You haven't solved anything. You just went from being an exploited person to being an exploiter instead, taking advantage of people you should have solidarity with and inflicting the harm the system was inflicting on you, onto them instead. The system will continue feasting on people who can't manage the same as you did, and you now posses wealth you did not earn.
Even if that wasn't the case, I don't see a problem with buying slightly larger than is necessary, because (for example) perhaps they're planning to have a couple kids in the next few years, but will rent out the extra space until then. Moving is transactionally expensive, and expecting someone to move every few years as their space needs change is unreasonable.
Regardless, you seem a bit overly judgmental about this entire situation, and about someone you don't know at all.
Landowners that have made improvements to the land and seek financial compensation for those improvements, in this case in the form of providing a service, is NOT rent seeking behavior.
That is NOT exploitation.
This is even basic economics from an extremely leftist POV, where those that have added labor value, that is improvements to the land, in this case providing a service and perhaps building a unit, managing them, etc. should be compensated for their labor.
Like this is extremely basic stuff.
No, I don't. Rent-seeking is derided behavior by basically everyone who isn't rent-seeking.
If you buy property, improve it, and sell it, there's your profit for providing that service. No ethical lapse whatsoever, unless you used that godawful gray laminate that every flipper uses. Then I'm mad at you still but that's a different reason.
If you own a thing that people need, and you gate access to it behind a paywall while maintaining ownership, and extract value from those people so they may use it but retain full ownership and control of it, that's rent-seeking and it sucks. You're the economic version of wind drag.
Yes, that includes the 98 year old lady who rents out a room to fill the gaps left by social security to the nice young man who's going to college in the area. Still value extraction. That young man is losing the value of his labor because he has to live somewhere and she has space he can live in. That's unethical.
If we, as a society, took this into account we would make it easier to build more housing.
The fact that we don't is the moral, ethical, and economic tragedy of our age.
Unless you were the very first person in the entire area to think to do so, then the existence of that very market for you to rent spare rooms on is actually driving up the prices of properties so you have to do so.
It's also driving up the prices of long term rental, because landlords make more money in the short-term rental market. The prices of long-term rental also affect the floor price of permanent ownership.
Consequently it is always likely that one might want at least one more room than is needed by the family. It additionally provides buffer overflow should the pitter-patter of tiny drains on one's resources appear.
In such circumstances renting out a spare room on a longish licence should necessarily reduce rents since now there is an option which is likely to be cheaper. Renting out a spare room for other people visiting ones city should similarly have had a depressive impact on the price of hotels or an improvement in their offering.

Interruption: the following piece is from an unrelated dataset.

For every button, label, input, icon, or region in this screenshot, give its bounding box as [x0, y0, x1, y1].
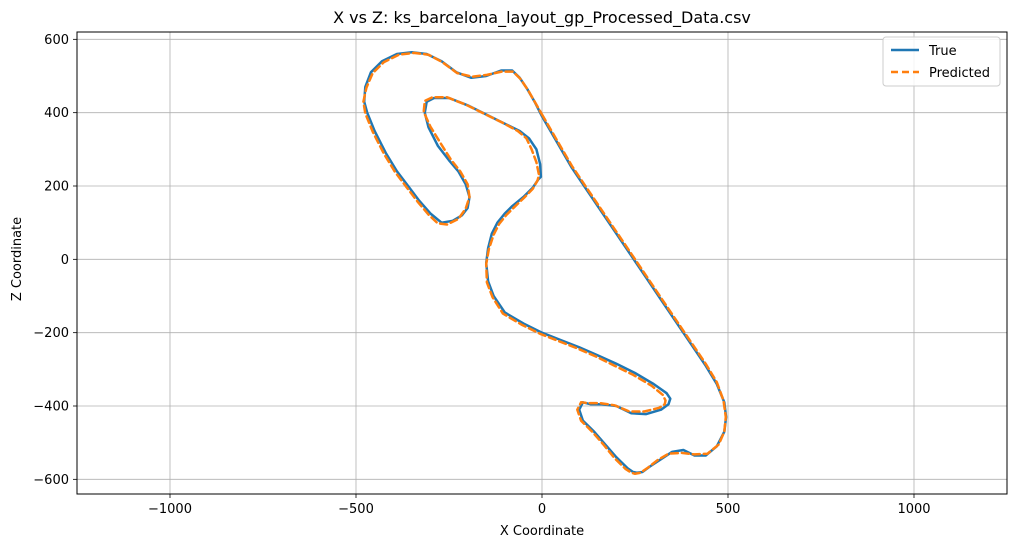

Given the inconvenience and reduced amenity one gains from living in a house under multiple occupation there is further no specific reason why it should be the case that this does not more than offset the cash remuneration meaning there is no in principle reason why the capital cost of such a property should increase.
The vast majority of AirBNBs are the entire house or some separate guest cottage. Many are owned and managed by larger companies. Or by people who own multiple houses.
The individual home owner renting out a room so they can cover their mortgage has become more of an outlier.